Before joining the University of Utah, Lee served as a radiology faculty member and senior vice president at the NYU Langone Medical Center. She has published more than 160 peer-reviewed studies and continues her research as a principal investigator funded by the National Institutes of Health (NIH). She authored a popular textbook, “Cardiovascular MRI: Physical Principles to Practical Protocols,” and has been honored with several awards for her teaching. She served as president of the International Society for Magnetic Resonance in Medicine and chaired the Medical Imaging NIH study section. Lee graduated with honors from the Harvard Medical School and holds a Ph.D. in medical engineering from Oxford University where she was a Rhodes scholar. 

“The National Academy of Medicine has provided critical thought leadership in health policy and academic medicine that has impacted the health of this nation and of the world,” Lee says. “I am honored to join this august body and look forward to the opportunity to contribute.” 

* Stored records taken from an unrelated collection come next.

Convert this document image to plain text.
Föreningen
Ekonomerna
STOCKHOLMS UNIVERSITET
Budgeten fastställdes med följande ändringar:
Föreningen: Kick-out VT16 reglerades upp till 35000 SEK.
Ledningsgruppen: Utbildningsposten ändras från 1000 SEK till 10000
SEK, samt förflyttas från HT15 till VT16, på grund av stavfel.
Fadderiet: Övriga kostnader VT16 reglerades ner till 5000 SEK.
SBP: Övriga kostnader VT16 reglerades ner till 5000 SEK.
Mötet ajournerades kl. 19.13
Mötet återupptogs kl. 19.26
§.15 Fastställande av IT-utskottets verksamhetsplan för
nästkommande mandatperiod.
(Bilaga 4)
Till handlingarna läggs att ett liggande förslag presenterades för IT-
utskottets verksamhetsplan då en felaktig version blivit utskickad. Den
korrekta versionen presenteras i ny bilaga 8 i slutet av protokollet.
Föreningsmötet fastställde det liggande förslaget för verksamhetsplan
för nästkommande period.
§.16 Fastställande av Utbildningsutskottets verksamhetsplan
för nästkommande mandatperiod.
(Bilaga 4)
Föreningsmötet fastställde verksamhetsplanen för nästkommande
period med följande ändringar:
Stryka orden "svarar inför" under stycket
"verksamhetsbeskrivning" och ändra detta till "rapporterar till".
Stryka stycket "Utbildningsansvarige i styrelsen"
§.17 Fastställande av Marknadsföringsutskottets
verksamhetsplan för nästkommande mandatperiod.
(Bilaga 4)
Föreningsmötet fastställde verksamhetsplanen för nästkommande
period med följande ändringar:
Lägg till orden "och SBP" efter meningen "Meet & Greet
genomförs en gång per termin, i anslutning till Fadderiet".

Lee and Capecchi’s election to NAM brings the number of University of Utah-associated members in the academy to 23. The election of this year’s class brings the total number of NAM members to 1,826 from the United States and 137 others from around the world. 

NAM comprises a diverse group of members from the fields of health and medicine, the natural, social and behavioral sciences and beyond to advise national and international communities on medical issues and questions. It serves alongside the National Academy of Sciences and National Academy of Engineering, which fill similar roles in their areas of expertise.